Tak cukup tempat untuk mengulik deretan masalah di atas, jadi mari fokus pada vaksin. Katakanlah lampu Aladdin memberikan kita vaksin yang teruji klinis dan disetujui BPOM pada 1 Desember, bakal tersisa 31 hari produksi tahun ini.
Kalaupun bisa memproduksi sejuta vaksin per hari, pada 31 Desember 2020 baru tersedia 31 juta vaksin, hanya cukup untuk 11,5 persen dari 270 juta populasi.

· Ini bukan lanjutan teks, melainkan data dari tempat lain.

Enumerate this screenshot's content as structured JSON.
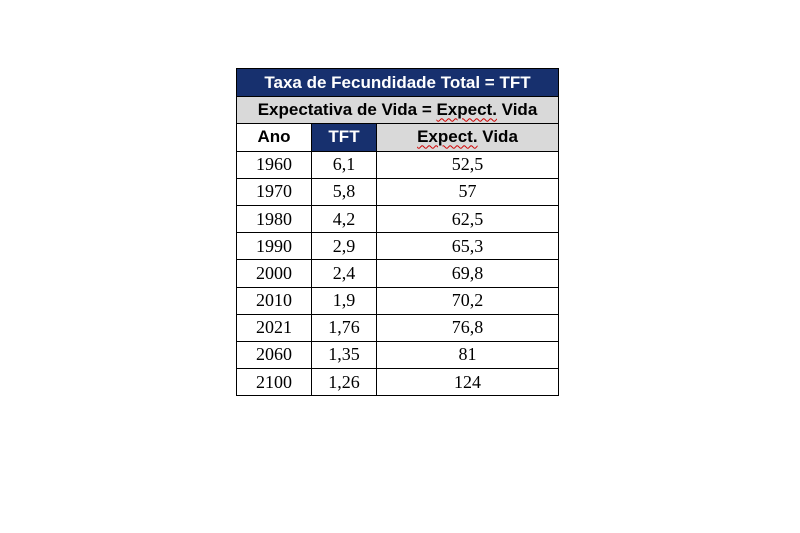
{
  "table": {
    "title": "Taxa de Fecundidade Total = TFT",
    "subtitle_prefix": "Expectativa de Vida = ",
    "subtitle_term": "Expect.",
    "subtitle_suffix": " Vida",
    "headers": {
      "ano": "Ano",
      "tft": "TFT",
      "exp_term": "Expect.",
      "exp_suffix": " Vida"
    },
    "rows": [
      {
        "ano": "1960",
        "tft": "6,1",
        "exp": "52,5"
      },
      {
        "ano": "1970",
        "tft": "5,8",
        "exp": "57"
      },
      {
        "ano": "1980",
        "tft": "4,2",
        "exp": "62,5"
      },
      {
        "ano": "1990",
        "tft": "2,9",
        "exp": "65,3"
      },
      {
        "ano": "2000",
        "tft": "2,4",
        "exp": "69,8"
      },
      {
        "ano": "2010",
        "tft": "1,9",
        "exp": "70,2"
      },
      {
        "ano": "2021",
        "tft": "1,76",
        "exp": "76,8"
      },
      {
        "ano": "2060",
        "tft": "1,35",
        "exp": "81"
      },
      {
        "ano": "2100",
        "tft": "1,26",
        "exp": "124"
      }
    ]
  },
  "colors": {
    "header_blue": "#17306e",
    "header_gray": "#d9d9d9"
  }
}
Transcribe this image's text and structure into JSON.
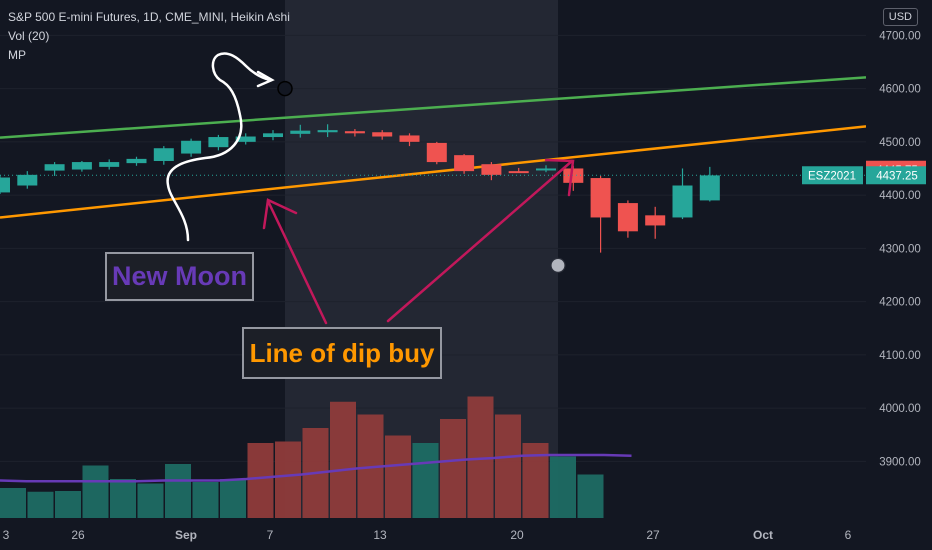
{
  "legend": {
    "symbol_line": "S&P 500 E-mini Futures, 1D, CME_MINI, Heikin Ashi",
    "vol_line": "Vol (20)",
    "mp_line": "MP"
  },
  "currency_button": "USD",
  "annotations": {
    "new_moon": "New Moon",
    "dip_buy": "Line of dip buy"
  },
  "colors": {
    "background": "#131722",
    "up_candle": "#26a69a",
    "down_candle": "#ef5350",
    "upper_trendline": "#4caf50",
    "lower_trendline": "#ff9800",
    "arrows": "#c2185b",
    "volume_ma": "#673ab7"
  },
  "chart_data": {
    "type": "candlestick",
    "y_axis": {
      "ticks": [
        3900,
        4000,
        4100,
        4200,
        4300,
        4400,
        4500,
        4600,
        4700
      ],
      "tick_labels": [
        "3900.00",
        "4000.00",
        "4100.00",
        "4200.00",
        "4300.00",
        "4400.00",
        "4500.00",
        "4600.00",
        "4700.00"
      ],
      "range": [
        3850,
        4710
      ]
    },
    "x_axis": {
      "labels": [
        "3",
        "26",
        "Sep",
        "7",
        "13",
        "20",
        "27",
        "Oct",
        "6"
      ]
    },
    "current_price_label": {
      "symbol": "ESZ2021",
      "value": "4437.25"
    },
    "other_price_label": {
      "value": "4445.75"
    },
    "candles": [
      {
        "o": 4405,
        "h": 4438,
        "l": 4402,
        "c": 4433
      },
      {
        "o": 4418,
        "h": 4445,
        "l": 4412,
        "c": 4438
      },
      {
        "o": 4446,
        "h": 4462,
        "l": 4436,
        "c": 4458
      },
      {
        "o": 4448,
        "h": 4464,
        "l": 4444,
        "c": 4462
      },
      {
        "o": 4453,
        "h": 4467,
        "l": 4448,
        "c": 4462
      },
      {
        "o": 4460,
        "h": 4472,
        "l": 4455,
        "c": 4468
      },
      {
        "o": 4464,
        "h": 4492,
        "l": 4457,
        "c": 4488
      },
      {
        "o": 4478,
        "h": 4506,
        "l": 4472,
        "c": 4502
      },
      {
        "o": 4490,
        "h": 4513,
        "l": 4484,
        "c": 4509
      },
      {
        "o": 4500,
        "h": 4516,
        "l": 4495,
        "c": 4510
      },
      {
        "o": 4509,
        "h": 4522,
        "l": 4503,
        "c": 4516
      },
      {
        "o": 4515,
        "h": 4532,
        "l": 4508,
        "c": 4521
      },
      {
        "o": 4518,
        "h": 4533,
        "l": 4509,
        "c": 4522
      },
      {
        "o": 4520,
        "h": 4524,
        "l": 4510,
        "c": 4516
      },
      {
        "o": 4518,
        "h": 4522,
        "l": 4504,
        "c": 4510
      },
      {
        "o": 4512,
        "h": 4516,
        "l": 4492,
        "c": 4500
      },
      {
        "o": 4498,
        "h": 4500,
        "l": 4458,
        "c": 4462
      },
      {
        "o": 4475,
        "h": 4477,
        "l": 4440,
        "c": 4445
      },
      {
        "o": 4458,
        "h": 4462,
        "l": 4428,
        "c": 4438
      },
      {
        "o": 4445,
        "h": 4451,
        "l": 4442,
        "c": 4444
      },
      {
        "o": 4448,
        "h": 4456,
        "l": 4443,
        "c": 4450
      },
      {
        "o": 4450,
        "h": 4455,
        "l": 4408,
        "c": 4423
      },
      {
        "o": 4432,
        "h": 4436,
        "l": 4292,
        "c": 4358
      },
      {
        "o": 4385,
        "h": 4390,
        "l": 4320,
        "c": 4332
      },
      {
        "o": 4362,
        "h": 4378,
        "l": 4318,
        "c": 4343
      },
      {
        "o": 4358,
        "h": 4450,
        "l": 4355,
        "c": 4418
      },
      {
        "o": 4390,
        "h": 4453,
        "l": 4388,
        "c": 4437
      }
    ],
    "volume": [
      {
        "v": 0.4,
        "up": true
      },
      {
        "v": 0.35,
        "up": true
      },
      {
        "v": 0.36,
        "up": true
      },
      {
        "v": 0.7,
        "up": true
      },
      {
        "v": 0.52,
        "up": true
      },
      {
        "v": 0.46,
        "up": true
      },
      {
        "v": 0.72,
        "up": true
      },
      {
        "v": 0.48,
        "up": true
      },
      {
        "v": 0.52,
        "up": true
      },
      {
        "v": 1.0,
        "up": false
      },
      {
        "v": 1.02,
        "up": false
      },
      {
        "v": 1.2,
        "up": false
      },
      {
        "v": 1.55,
        "up": false
      },
      {
        "v": 1.38,
        "up": false
      },
      {
        "v": 1.1,
        "up": false
      },
      {
        "v": 1.0,
        "up": true
      },
      {
        "v": 1.32,
        "up": false
      },
      {
        "v": 1.62,
        "up": false
      },
      {
        "v": 1.38,
        "up": false
      },
      {
        "v": 1.0,
        "up": false
      },
      {
        "v": 0.82,
        "up": true
      },
      {
        "v": 0.58,
        "up": true
      }
    ],
    "volume_ma": [
      0.5,
      0.49,
      0.49,
      0.49,
      0.49,
      0.49,
      0.5,
      0.5,
      0.5,
      0.52,
      0.55,
      0.58,
      0.62,
      0.66,
      0.69,
      0.72,
      0.75,
      0.78,
      0.8,
      0.83,
      0.84,
      0.84,
      0.84,
      0.83
    ],
    "upper_trendline": [
      {
        "x": 0,
        "price": 4508
      },
      {
        "x": 866,
        "price": 4621
      }
    ],
    "lower_trendline": [
      {
        "x": 0,
        "price": 4358
      },
      {
        "x": 866,
        "price": 4529
      }
    ],
    "moon_markers": [
      {
        "phase": "new",
        "price": 4600
      },
      {
        "phase": "full",
        "price": 4268
      }
    ],
    "highlight_band": true
  }
}
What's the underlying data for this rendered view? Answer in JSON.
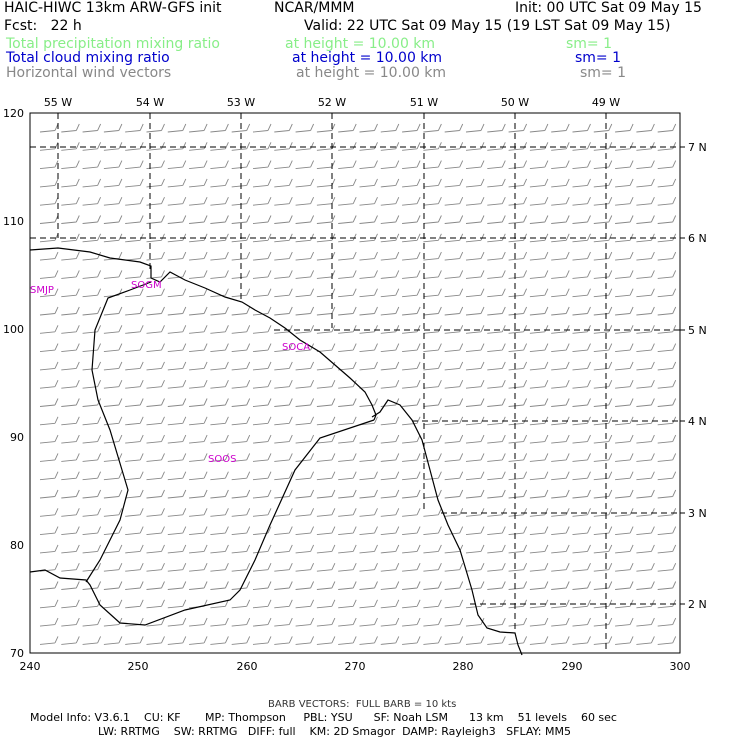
{
  "header": {
    "model": "HAIC-HIWC 13km ARW-GFS init",
    "org": "NCAR/MMM",
    "init": "Init: 00 UTC Sat 09 May 15",
    "fcst": "Fcst:   22 h",
    "valid": "Valid: 22 UTC Sat 09 May 15 (19 LST Sat 09 May 15)"
  },
  "fields": [
    {
      "name": "Total precipitation mixing ratio",
      "level": "at height = 10.00 km",
      "sm": "sm= 1",
      "color": "#88ee88"
    },
    {
      "name": "Total cloud mixing ratio",
      "level": "at height = 10.00 km",
      "sm": "sm= 1",
      "color": "#0000cc"
    },
    {
      "name": "Horizontal wind vectors",
      "level": "at height = 10.00 km",
      "sm": "sm= 1",
      "color": "#888888"
    }
  ],
  "map": {
    "x_ticks": [
      "240",
      "250",
      "260",
      "270",
      "280",
      "290",
      "300"
    ],
    "y_ticks": [
      "70",
      "80",
      "90",
      "100",
      "110",
      "120"
    ],
    "lon_labels": [
      "55 W",
      "54 W",
      "53 W",
      "52 W",
      "51 W",
      "50 W",
      "49 W"
    ],
    "lat_labels": [
      "7 N",
      "6 N",
      "5 N",
      "4 N",
      "3 N",
      "2 N"
    ],
    "stations": [
      "SMJP",
      "SOGM",
      "SOCA",
      "SOOS"
    ],
    "coast_color": "#000000",
    "barb_color": "#888888",
    "station_color": "#cc00cc"
  },
  "footer": {
    "barb_note": "BARB VECTORS:  FULL BARB = 10 kts",
    "line1": "Model Info: V3.6.1    CU: KF       MP: Thompson     PBL: YSU      SF: Noah LSM      13 km    51 levels    60 sec",
    "line2": "LW: RRTMG    SW: RRTMG   DIFF: full    KM: 2D Smagor  DAMP: Rayleigh3   SFLAY: MM5"
  }
}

Agar seluruh populasi minimal tervaksin sekali pada 2021, sekitar 750.000 orang harus divaksin per hari antara 1 Januari dan 31 Desember 2021. Punyakah kita infrastruktur untuk ini? Pembagian santunan Lebaran untuk 1.000-2.000 orang saja sering kacau di lapangan. Lalu bagaimana kalau perlu divaksin dua kali sebelum ampuh? Bagaimana bila lampu Aladdin, maksud saya vaksin, tak lekas ketemu?
Marah? Saya mulai takut. Di tiap WAG, ada yang mengaku sudah pengap bermasker. Saya takut mereka menyerah berdisiplin. Takut bahwa pada suatu titik ramai tenaga kesehatan mengundurkan diri.
Takut bahwa sekian bulan dari sekarang pemerintah tetap gagap tanggap sementara rakyat kian acuh dan egois, dan akhirnya kita menjadi persilangan Sons of Anarchy dan The Walking Dead versi surga pulau tropis. Sudah 75 tahun merdeka dan delapan bulan pandemi, apakah Indonesia hanya bisa ini?